Everyday Miracles

Last night, I was flipping through a sketchbook I kept in high school. As my fingers turned each page, I rediscovered treasures from a seemingly past life. Some made me laugh, some made feel nostalgic, and others brought forth memories I almost forgot I had. However, in any sketchbook I have kept since middle school, I have dedicated multiple pages to different quotes I have come across as I walk through life. So, last night when I was reminiscing on an awfully innocent time in my life, I came across a quote I had written down by Albert Einstein, and it read, “There are only two ways to live your life. One is as though nothing is a miracle. The other is as though everything is a miracle.”

Everyone faces adversity in life in some form, and everyone will experience times where their mental health begins to regress. For me, this happened in high school, specifically during the end of junior year and all of the senior year. When your headspace is dark, the world around you grows dark too. It begins to become increasingly difficult to recognize the good and to ignore the bad, and somehow miracles seem impossible.

But I found that quote in the summer of 2019 during a time of extreme growth and I had just finished reading the story “The Alchemist.” I devoured that novel in the course of three days and it changed the way I viewed the world forever. Like Einstein, I began to look at the world as though everything was a miracle and have ever since then. 

Miracles are often viewed through a lens of magic or some greater power blessing you with an extremely unexpected occurrence. However, a miracle is much more approachable and simpler than that. Sometimes a miracle is as simple as a stranger handing you a flower, meeting a dog on campus who is just like your dog at home, or going to the market and seeing that they’ve finally restocked the strawberries. Some would argue that these are not miracles and that they are omens, but omens and miracles ought to be the same thing.

When I was growing up, my nana once told me that when a white butterfly passes by you it’s because someone who loves you and who has passed away is watching over you. Ever since then I have walked through life paying close attention to the presence of white butterflies. When I came to Ohio University, I was having some trouble adjusting and a part of me was aching because I had been here for a month and hadn’t seen a white butterfly. Then one day I met with my adviser to make some changes and as soon as I stepped out of the building, two white butterflies came out of nowhere and danced around me for a moment before floating away. To me, that is a miracle and an omen wrapped up in one. 

If you are living your life right now as though nothing is a miracle and it is hard to see the good in everyday tasks, I encourage you to read “The Alchemist.” If you’re not a reader, write down a list of things that relax you and make you happy. Avoid saying social media or Netflix, and try to talk about life; discuss your favorite colors, your favorite breakfast food, or how it feels when you are doing your favorite activity and what type of emotions it pulls from you. When you walk to class, take out your AirPods and listen to the world around you. If you do, you’ll notice how loud the birds have been singing recently (something I noticed a few days ago). If you begin to recognize the beauty in the simplest parts of your life and grow an appreciation for them, you’ll begin to see miracles every day, and the good in daily tasks won’t be so hard to find. 

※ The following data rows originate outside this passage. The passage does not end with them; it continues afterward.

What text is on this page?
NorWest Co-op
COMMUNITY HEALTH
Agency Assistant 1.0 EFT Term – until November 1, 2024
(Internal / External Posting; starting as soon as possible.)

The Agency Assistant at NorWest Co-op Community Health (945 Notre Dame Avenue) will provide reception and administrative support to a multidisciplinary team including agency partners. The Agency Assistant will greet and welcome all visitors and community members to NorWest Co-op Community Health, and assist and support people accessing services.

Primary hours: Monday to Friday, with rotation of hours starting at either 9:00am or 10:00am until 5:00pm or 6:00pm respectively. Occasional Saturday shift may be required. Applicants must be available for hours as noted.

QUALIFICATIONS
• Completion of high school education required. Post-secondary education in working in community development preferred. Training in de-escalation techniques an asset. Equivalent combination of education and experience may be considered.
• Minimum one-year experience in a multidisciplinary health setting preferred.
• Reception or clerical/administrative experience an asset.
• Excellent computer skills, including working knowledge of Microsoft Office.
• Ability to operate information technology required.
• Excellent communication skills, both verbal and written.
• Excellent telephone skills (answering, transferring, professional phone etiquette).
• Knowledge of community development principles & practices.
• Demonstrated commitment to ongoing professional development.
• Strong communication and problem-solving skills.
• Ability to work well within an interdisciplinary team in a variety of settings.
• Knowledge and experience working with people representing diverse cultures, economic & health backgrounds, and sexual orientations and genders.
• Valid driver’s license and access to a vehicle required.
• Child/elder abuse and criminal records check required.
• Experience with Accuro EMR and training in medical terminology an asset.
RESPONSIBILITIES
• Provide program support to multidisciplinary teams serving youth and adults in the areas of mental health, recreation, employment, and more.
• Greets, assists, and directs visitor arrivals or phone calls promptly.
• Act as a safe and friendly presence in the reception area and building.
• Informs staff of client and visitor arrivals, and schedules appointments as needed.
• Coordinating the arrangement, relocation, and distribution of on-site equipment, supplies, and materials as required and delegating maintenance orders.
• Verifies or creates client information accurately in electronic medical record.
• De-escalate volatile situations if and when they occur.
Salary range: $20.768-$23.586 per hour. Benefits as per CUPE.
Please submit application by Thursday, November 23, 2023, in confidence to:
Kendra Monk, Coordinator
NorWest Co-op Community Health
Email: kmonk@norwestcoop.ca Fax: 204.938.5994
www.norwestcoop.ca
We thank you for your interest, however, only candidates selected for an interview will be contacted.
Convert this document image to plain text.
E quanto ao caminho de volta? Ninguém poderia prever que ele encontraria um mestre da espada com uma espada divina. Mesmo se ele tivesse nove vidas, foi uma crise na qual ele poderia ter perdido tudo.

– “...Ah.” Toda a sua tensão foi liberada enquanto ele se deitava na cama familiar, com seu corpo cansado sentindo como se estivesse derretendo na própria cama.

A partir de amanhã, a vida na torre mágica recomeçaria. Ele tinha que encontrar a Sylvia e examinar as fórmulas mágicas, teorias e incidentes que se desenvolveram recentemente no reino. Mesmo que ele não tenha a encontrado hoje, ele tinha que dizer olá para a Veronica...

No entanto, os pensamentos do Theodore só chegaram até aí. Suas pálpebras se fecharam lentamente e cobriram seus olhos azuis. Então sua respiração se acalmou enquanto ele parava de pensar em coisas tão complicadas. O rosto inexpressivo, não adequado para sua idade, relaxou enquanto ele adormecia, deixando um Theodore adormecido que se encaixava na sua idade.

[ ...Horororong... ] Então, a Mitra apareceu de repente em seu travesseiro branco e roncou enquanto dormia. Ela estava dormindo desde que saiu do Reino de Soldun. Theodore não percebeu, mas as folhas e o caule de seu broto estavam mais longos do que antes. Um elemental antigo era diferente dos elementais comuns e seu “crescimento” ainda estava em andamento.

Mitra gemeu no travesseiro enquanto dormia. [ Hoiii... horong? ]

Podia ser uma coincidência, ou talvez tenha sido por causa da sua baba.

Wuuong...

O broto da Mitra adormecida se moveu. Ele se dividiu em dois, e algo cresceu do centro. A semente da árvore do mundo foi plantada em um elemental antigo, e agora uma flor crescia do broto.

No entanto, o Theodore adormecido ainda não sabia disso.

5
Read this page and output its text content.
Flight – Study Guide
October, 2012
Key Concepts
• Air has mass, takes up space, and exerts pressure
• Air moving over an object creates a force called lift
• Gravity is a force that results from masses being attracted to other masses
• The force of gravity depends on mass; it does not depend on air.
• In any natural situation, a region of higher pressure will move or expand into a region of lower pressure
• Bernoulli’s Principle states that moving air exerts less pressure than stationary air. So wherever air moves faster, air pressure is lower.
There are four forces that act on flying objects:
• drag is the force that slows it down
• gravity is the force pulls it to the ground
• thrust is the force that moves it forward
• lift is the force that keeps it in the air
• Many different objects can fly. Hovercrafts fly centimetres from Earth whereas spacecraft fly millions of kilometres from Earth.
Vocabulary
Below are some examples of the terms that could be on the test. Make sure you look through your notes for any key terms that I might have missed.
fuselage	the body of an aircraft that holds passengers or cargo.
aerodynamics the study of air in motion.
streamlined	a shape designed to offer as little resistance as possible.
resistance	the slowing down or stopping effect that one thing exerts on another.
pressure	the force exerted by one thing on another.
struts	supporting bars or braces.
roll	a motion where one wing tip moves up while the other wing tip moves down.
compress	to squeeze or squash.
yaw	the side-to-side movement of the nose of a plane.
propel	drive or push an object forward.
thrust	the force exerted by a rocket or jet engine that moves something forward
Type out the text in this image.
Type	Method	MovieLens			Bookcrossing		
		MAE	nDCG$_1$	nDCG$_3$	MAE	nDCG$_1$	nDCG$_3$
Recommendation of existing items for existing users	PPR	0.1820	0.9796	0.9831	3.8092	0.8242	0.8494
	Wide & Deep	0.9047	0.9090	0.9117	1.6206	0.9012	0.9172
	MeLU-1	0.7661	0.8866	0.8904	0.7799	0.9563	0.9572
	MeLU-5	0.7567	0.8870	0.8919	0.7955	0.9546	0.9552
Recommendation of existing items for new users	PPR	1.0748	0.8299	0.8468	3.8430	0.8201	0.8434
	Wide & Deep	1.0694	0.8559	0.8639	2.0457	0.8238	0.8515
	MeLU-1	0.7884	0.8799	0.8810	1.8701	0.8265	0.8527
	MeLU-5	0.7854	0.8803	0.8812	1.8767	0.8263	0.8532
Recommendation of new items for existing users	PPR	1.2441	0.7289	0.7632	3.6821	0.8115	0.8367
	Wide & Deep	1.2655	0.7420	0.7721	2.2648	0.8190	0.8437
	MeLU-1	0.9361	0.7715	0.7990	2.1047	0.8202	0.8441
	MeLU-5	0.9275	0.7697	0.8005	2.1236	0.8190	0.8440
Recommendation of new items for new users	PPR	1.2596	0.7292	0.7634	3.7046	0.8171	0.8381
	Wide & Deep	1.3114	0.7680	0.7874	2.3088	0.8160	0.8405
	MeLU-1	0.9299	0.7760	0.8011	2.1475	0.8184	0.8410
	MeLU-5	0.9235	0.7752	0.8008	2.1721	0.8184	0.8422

I also encourage you to attempt to explore the miracles you hold within yourself. When you get to know yourself a little more, you’ll begin to see how many spectacular things you hold within you and how you’re a miracle yourself. Take some time alone, allow yourself to stay in for a day or two over the weekend while your friends go out. Practice things that you love but you may not have time to do normally. I once walked past a sticker here in Athens that read, “Everyone has the right to rest and leisure.” So use that right and be alone to rest. Give your brain a break from the world and allow your social battery to recharge. This alone time and opportunity to rest will give you a chance to learn about yourself and discover the miracles you hold within you to help others. Spending time with just yourself, even if you think you can’t do it, will help you step into the world and recognize everyday miracles. These miracles may not happen to you and they might occur to a stranger across the street from you, but you will have noticed it and that is what matters. 

A miracle is what you make of it. It does not have to be a lifesaving experience or some drastic change for the better. It can be anything you want to view it as, so let it. Let a miracle be seeing someone in a yellow hat while it’s raining out; let them be the simple, positive outcomes of life. The darkness that may be surrounding you will eventually fade, but it may fade faster when you decide to pay attention to the beauty and miracles of everyday life.